Fibonacci retracement is a popular trading strategy among forex traders. Since the importance of technical analysis cannot be understated, traders choose to utilise indicators such as Fibonacci retracements to assist them in the prediction of future price changes and positions. It is these trends that enable traders to know when and on what asset they should invest in.
The term Fibonacci refers to the Italian mathematician who came up with a number series in which the next digit is obtained by adding the two previous ones. Retracement on the other hand is defined as the interim turn-around of an overarching currency price trend. Both terms combined refer to the horizontal stripes in the trading chart that show where support and resistance are expected to take place.

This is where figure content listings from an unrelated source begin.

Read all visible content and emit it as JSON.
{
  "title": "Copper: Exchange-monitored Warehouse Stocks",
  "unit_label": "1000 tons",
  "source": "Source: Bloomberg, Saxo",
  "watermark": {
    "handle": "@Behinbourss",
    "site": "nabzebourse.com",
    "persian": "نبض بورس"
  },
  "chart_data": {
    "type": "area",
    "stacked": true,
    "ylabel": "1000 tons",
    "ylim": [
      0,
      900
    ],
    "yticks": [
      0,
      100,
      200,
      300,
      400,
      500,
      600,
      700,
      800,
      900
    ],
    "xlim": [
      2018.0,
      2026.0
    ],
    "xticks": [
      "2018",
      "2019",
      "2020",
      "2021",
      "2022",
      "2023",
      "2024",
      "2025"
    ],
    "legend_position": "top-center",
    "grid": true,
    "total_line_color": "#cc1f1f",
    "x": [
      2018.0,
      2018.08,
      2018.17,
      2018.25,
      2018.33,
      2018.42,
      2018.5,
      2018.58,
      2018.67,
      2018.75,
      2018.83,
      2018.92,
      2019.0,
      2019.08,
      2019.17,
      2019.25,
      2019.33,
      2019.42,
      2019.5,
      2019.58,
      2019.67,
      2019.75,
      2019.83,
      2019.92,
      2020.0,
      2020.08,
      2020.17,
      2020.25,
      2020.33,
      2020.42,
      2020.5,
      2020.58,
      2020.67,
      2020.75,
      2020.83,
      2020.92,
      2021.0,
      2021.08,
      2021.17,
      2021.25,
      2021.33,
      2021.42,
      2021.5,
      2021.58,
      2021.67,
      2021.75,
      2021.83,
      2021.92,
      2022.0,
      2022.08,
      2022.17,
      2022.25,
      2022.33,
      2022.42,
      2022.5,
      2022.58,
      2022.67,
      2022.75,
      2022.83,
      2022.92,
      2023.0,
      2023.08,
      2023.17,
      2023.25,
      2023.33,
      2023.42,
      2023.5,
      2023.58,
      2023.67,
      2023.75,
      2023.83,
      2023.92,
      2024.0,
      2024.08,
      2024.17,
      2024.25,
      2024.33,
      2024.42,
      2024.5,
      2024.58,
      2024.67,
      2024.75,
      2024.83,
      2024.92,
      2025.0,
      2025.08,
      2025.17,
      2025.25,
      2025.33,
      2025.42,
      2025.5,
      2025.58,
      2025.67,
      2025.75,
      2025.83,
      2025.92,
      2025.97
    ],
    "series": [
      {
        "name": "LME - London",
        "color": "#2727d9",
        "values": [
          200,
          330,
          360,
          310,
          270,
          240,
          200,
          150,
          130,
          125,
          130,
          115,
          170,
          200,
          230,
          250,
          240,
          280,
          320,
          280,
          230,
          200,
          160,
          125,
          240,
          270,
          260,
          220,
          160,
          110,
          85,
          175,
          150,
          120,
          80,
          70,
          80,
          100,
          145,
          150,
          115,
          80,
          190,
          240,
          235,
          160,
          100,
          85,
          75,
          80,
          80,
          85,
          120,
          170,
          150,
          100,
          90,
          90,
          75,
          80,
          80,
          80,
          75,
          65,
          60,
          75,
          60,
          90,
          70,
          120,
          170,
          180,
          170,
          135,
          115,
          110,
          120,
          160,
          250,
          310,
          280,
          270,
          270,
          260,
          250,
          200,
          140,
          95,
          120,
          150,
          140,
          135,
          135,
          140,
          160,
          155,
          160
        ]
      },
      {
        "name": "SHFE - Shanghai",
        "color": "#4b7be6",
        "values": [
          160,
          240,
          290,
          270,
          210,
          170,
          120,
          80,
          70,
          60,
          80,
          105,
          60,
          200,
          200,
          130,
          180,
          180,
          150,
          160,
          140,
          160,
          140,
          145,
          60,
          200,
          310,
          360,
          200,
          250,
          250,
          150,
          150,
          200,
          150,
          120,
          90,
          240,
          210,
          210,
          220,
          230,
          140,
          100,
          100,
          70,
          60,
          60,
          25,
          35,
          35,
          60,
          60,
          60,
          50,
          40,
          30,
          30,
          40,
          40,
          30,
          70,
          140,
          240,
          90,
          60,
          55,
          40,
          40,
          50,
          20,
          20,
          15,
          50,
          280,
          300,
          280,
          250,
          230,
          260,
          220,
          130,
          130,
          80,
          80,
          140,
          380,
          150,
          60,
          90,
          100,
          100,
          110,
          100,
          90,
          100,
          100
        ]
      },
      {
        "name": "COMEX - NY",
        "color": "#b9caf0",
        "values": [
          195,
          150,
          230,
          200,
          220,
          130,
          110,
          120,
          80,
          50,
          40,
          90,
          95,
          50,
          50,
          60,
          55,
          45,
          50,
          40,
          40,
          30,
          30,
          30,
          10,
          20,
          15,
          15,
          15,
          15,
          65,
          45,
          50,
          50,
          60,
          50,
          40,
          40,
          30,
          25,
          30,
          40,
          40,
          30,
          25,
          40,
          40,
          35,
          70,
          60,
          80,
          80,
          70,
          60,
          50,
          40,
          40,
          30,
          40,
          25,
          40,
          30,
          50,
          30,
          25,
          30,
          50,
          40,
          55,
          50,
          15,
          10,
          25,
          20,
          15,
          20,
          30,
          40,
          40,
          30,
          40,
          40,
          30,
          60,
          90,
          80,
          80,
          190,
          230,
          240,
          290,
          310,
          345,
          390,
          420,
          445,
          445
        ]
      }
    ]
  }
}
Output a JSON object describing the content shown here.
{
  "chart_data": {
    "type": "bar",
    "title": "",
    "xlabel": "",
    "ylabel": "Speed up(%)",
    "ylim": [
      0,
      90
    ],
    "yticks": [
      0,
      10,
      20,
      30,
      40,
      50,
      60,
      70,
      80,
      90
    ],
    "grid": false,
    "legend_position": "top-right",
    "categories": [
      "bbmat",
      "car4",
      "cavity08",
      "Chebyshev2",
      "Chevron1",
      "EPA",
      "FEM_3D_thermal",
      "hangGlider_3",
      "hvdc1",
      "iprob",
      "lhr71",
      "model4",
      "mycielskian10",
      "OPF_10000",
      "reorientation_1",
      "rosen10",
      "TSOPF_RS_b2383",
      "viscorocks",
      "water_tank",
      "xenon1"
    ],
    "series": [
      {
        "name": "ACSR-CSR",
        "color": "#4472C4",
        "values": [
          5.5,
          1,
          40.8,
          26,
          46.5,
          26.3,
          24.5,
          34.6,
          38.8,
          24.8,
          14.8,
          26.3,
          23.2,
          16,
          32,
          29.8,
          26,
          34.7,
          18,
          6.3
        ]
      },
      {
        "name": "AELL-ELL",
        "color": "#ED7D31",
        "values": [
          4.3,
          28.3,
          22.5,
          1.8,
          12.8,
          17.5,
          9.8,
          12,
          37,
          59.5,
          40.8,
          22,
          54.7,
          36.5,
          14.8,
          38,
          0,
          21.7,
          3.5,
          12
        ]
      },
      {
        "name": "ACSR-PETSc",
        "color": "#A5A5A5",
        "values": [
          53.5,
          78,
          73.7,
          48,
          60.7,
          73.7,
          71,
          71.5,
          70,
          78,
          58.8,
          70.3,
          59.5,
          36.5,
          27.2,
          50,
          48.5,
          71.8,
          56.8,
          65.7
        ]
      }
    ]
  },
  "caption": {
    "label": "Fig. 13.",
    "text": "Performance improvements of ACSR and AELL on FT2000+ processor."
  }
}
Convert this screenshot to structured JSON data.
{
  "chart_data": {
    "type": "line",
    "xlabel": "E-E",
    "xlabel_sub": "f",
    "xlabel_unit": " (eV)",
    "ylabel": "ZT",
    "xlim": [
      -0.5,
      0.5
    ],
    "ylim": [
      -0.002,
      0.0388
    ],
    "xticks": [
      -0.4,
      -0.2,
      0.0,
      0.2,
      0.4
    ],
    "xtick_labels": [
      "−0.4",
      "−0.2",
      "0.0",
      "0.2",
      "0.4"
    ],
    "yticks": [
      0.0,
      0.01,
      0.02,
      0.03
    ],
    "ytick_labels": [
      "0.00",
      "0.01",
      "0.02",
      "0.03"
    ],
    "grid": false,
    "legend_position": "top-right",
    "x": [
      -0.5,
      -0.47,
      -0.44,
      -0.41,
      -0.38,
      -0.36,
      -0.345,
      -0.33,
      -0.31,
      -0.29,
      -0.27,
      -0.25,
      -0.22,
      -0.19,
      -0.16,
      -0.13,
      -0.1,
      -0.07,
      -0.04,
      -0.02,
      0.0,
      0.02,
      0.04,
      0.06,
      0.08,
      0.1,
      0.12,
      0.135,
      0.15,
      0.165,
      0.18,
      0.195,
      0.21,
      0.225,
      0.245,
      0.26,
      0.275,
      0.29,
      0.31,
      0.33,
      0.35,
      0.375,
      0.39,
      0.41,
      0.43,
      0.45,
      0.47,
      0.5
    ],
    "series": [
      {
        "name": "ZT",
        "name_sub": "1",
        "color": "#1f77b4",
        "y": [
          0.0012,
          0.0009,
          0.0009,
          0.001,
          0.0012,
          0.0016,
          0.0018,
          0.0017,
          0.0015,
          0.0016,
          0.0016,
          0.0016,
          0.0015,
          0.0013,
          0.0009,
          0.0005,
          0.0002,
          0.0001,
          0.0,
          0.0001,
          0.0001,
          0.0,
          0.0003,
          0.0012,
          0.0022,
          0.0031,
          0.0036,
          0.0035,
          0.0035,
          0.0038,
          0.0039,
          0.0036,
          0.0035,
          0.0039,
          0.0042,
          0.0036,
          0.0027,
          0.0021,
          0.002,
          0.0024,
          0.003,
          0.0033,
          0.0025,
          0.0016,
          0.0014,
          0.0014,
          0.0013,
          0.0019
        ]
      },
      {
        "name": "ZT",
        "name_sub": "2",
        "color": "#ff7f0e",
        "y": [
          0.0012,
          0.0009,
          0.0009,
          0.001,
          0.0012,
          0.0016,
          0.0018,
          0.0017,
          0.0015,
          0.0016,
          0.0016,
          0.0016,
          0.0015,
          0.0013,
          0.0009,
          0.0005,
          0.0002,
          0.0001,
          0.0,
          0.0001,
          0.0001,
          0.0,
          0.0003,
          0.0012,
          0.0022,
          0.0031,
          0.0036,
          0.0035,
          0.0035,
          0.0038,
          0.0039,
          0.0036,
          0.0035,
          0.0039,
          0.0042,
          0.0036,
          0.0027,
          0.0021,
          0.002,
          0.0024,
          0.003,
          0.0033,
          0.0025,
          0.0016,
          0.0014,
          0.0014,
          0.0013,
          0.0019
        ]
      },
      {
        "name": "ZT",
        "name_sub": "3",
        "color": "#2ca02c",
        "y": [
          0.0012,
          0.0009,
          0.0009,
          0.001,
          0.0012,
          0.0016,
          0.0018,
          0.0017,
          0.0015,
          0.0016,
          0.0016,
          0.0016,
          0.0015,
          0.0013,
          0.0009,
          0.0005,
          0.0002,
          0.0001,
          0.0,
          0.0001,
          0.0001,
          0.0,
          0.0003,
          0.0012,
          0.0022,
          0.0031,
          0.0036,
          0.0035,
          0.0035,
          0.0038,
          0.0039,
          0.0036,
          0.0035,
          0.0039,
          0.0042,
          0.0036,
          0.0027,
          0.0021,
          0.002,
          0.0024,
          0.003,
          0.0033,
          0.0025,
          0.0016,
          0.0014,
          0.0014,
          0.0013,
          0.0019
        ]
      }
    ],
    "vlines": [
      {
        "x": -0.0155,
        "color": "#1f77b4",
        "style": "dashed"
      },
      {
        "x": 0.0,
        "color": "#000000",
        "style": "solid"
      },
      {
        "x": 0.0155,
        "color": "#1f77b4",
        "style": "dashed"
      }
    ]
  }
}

Support is a phenomenon that transpires when plummeting prices halt and begin to go up after changing direction. Meanwhile, resistance is defined as the price at which an asset’s price stops increasing and begins moving in a downward trajectory. Support is often seen as a base which is sustaining the prices as they go higher while resistance is viewed as plafond preventing prices from rising above it.
Fibonacci Sequence Properties that are used in Forex Trading
The Golden Ratio
The golden ratio is obtained by dividing a number by the one either preceding or succeeding it in the Fibonacci series. 1.618 is the value obtained by the former while 0.618 is its inverse that is gotten through the latter operation. The golden ratio is utilised as a key level in Fibonacci extensions while also forming the basis of various retracement levels.
Another retracement level can also be obtained by division of a number by the one two steps above it. The golden ratio together with the retracement and extension levels are used in trading to provide forecasts on the prices at which possible market turnarounds may occur.
Fibonacci retracement levels are used to determine the best possible market entry points as far as price trends are put into consideration. This means that the previous moves in the market are used as the basis for determining the possible market turnaround points. 23.6, 38.2, 61.8 and 78.6 are the most common examples of Fibonacci retracement levels
A significant increase in price will prompt traders to engage in bottom to top measurement to try and determine where price is likely to retrace to before resuming the upward trajectory. Likewise, a significant decrease in price will occasion traders to perform top to bottom measurement so as to find out where price is likely to retrace to before resuming the downward spiral.
Fibonacci extension levels are utilised in finding out how far a price is likely to go after a retracement is completed. As opposed to retracement levels, extension levels are used in determining the end point of a particular market trend. Examples of extension levels include 100, 161.8 and 200.
When an increase in prices is the prevailing market trend, traders attempt to begin trading at the lowest point of the bounce before attempting to find out the most probable end point by measuring the previous retracement. Similarly, a trending decrease in price prompts traders to start trading at the lowest point of the correction as they measure the last retracement in an attempt to determine the possible endpoint of the trend. Advanced traders often use 161.8 to go into counter-trend trades.
Fibonacci Trading Strategies
The following are the various trading strategies that can utilise Fibonacci levels:
Fusing Moving Average Convergence Divergence with Fibonacci Retracement
MACD is an indicator that is used in order to find out and evaluate new bullish and bearish market trends. When an asset’s price matches a significant Fibonacci level, a position is likely to be opened within the bearing of the trend due to the crossing over of the MACD indicator.
Joining Fibonacci Levels to Stochastic Indicators
The stochastic indicator is a trading indicator that is used in forecasting trend reversals as well as in deducing situations where currencies have either been over-bought or over-sold. This strategy examines important stochastic signals when price comes in contact with a significant Fibonacci level.
Fibonacci levels are an important predictive technical analysis indicator. Mastering them is a vital step in achieving great success in the forex market.